The fallout to Gordon Brown's speech about Britishness continues to centre chiefly around his suggestion for a national UK holiday on a par with Independence Day in the United States or Bastille Day in France.

This somewhat overlooks the main thrust of his argument: exploring how to make being proud of your country a sentiment with which everyone can associate in a positive way, and to decouple patriotism from nationalism and the far-Right.

These kind of debates always seem to end up finding their way back to the writings of George Orwell (as did Gordon Brown), and how he managed to reconcile being liberal with being patriotic like nobody else before or since.

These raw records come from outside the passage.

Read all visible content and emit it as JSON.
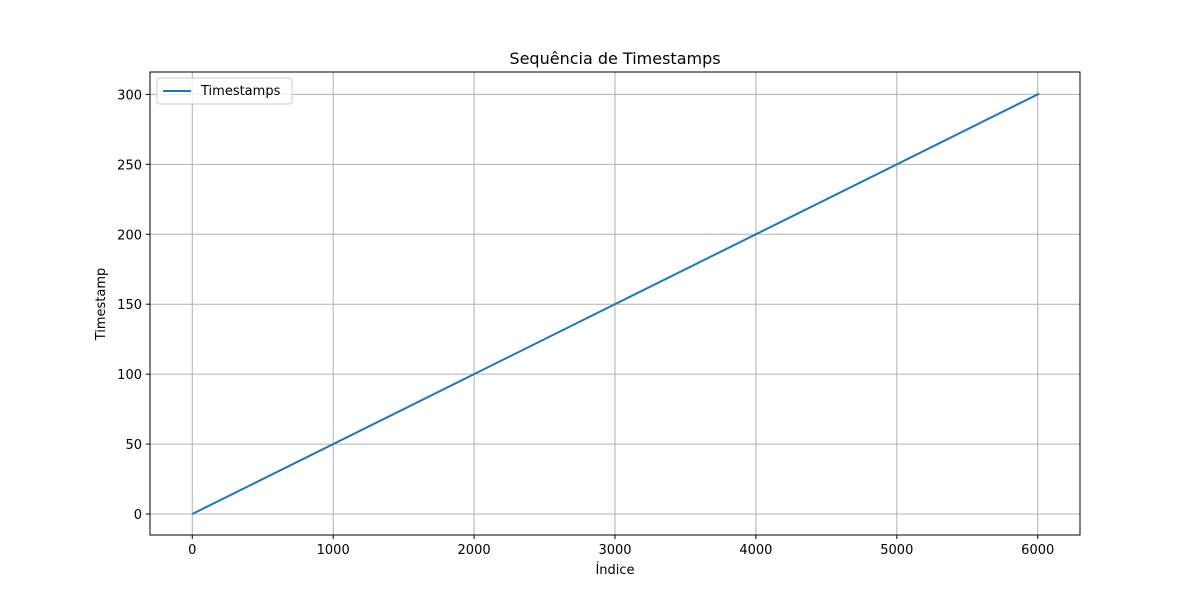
{
  "chart_data": {
    "type": "line",
    "title": "Sequência de Timestamps",
    "xlabel": "Índice",
    "ylabel": "Timestamp",
    "xlim": [
      -300,
      6300
    ],
    "ylim": [
      -15,
      316
    ],
    "x_ticks": [
      0,
      1000,
      2000,
      3000,
      4000,
      5000,
      6000
    ],
    "y_ticks": [
      0,
      50,
      100,
      150,
      200,
      250,
      300
    ],
    "grid": true,
    "legend_position": "top-left",
    "series": [
      {
        "name": "Timestamps",
        "color": "#1f77b4",
        "x": [
          0,
          6010
        ],
        "y": [
          0,
          300.5
        ]
      }
    ]
  },
  "colors": {
    "grid": "#b0b0b0",
    "axis": "#000000",
    "legend_border": "#cccccc"
  }
}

Any excuse, though, to reproduce one of the man's finest pieces of prose, from 'The Lion And The Unicorn', an essay Orwell wrote in 1940. It encapsulates a view I suspect has always been somewhere inside me, even though at times I've fought hard to deny and surpress it. I would argue there's nothing essentially ideological about endorsing the passage below; more a doffing of the cap to that fine tradition within this country of being affectionately critical and stubbornly emotional about the land we live in. And all of the following 66-year old text is still true, none more so than the closing sentence:

"There is something distinctive and recognisable in English civilisation...It is somehow bound up with solid breakfasts and gloomy Sundays, smoky towns and winding roads, green fields and red pillar boxes. It has a flavour of its own. Moreover it is continuous, it stretches into the future and the past, there is something in it that persists, as in a living creature...And above all, it is your civilisation, it is you. However much you hate it or laugh at it, you will never be happy away from it for any length of time."